Sources that support my argument that territories invaded and annexed prior to the prohibition of war are legitimate conquests:
“However, under the doctrine of intertemporal law and pursuant to the general principle of non-retroactivity of the law, the title to territory conquered and annexed at the time when international law allowed acquisition of title by a conqueror, remains legally valid.” – Boczek, A. (2005). International Law: A Dictionary. Scarecrow Press, page 213.
“ … that before the UN Charter and the recognition of the right of self-determination, conquest and colonisation were legal.” – McDonnell, T. (2009). The United States, International Law, and the Struggle Against Terrorism. Routledge, page 280.
Sources that support my argument that Australia was settled, not invaded:
“It is fundamentally to our legal system that the Australian colonies became British possessions by settlement and not by conquest.”
– Gibbs J in Coe v Commonwealth (1979).
“Most legal commentators agree the ‘foundation case’ of the Australian legal system was the UK Privy Council judgement in Cooper v. Stuart (1889), which described the colony of New South Wales as having been ‘peacefully annexed’ by Britain in 1788.” – Windschuttle, K. (2016). The Break-Up of Australia: the real agenda behind Aboriginal recognition. Quadrant Books, page 376.
“The High Court’s decision in Mabo not only preserves the distinction between settled territories on the one hand and conquered or ceded territories on the other, but it also clarifies the law that applies in territories that have been settled in circumstances like Australia.” – Secher, U. (2005).

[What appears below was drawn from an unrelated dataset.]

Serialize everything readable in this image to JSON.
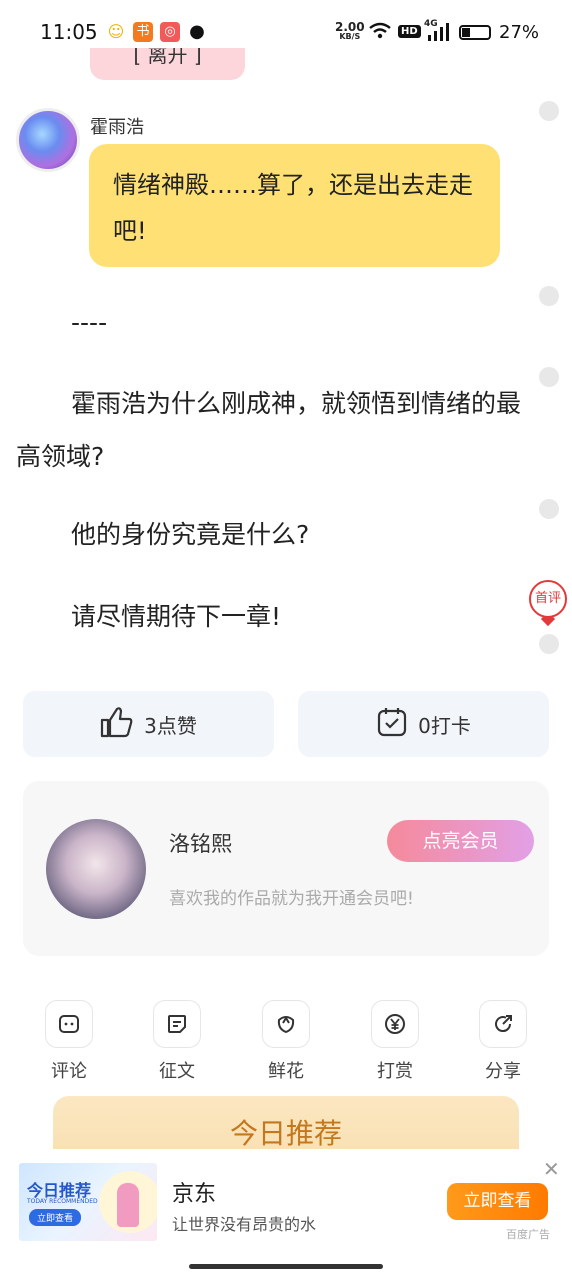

The Mabo Decision – Preserving the Distinction between Settled and Conquered or Ceded Territories
Here are the relevant quotes from the Mabo decision that support my argument:
“International law recognised conquest, cession, and occupation of territory that was terra nullius as three of the effective ways of acquiring sovereignty.”
“As among themselves, the European nations parcelled out the territories newly discovered to the sovereigns of the respective discoverers … provided the discovery was confirmed by occupation and provided the indigenous inhabitants were not organised in a society that was united permanently for political action.”
“The acquisition of territory is chiefly the province of international law; the acquisition of property is chiefly the province of the common law. The distinction between the Crown’s title to territory and the Crown’s ownership of land within a territory is made as well by the common law as by international law.”
Response from Kate Galloway, lead author of the FactCheck:
As to whether the law deems Australia to have been settled, not invaded, the sources Sufi has cited above are correct.
However, Sufi’s final paragraph contains the reason that his claim that “native title can only exist if Australia was settled not invaded” is incorrect. As Sufi has cited from the Mabo decision, “the acquisition of property [native title] is chiefly the province of the common law”.
Following this, Sufi does not examine the common law rules about land ownership that would apply if Australia had been deemed conquered. This is the missing link in his original argument, and why the claim is incorrect.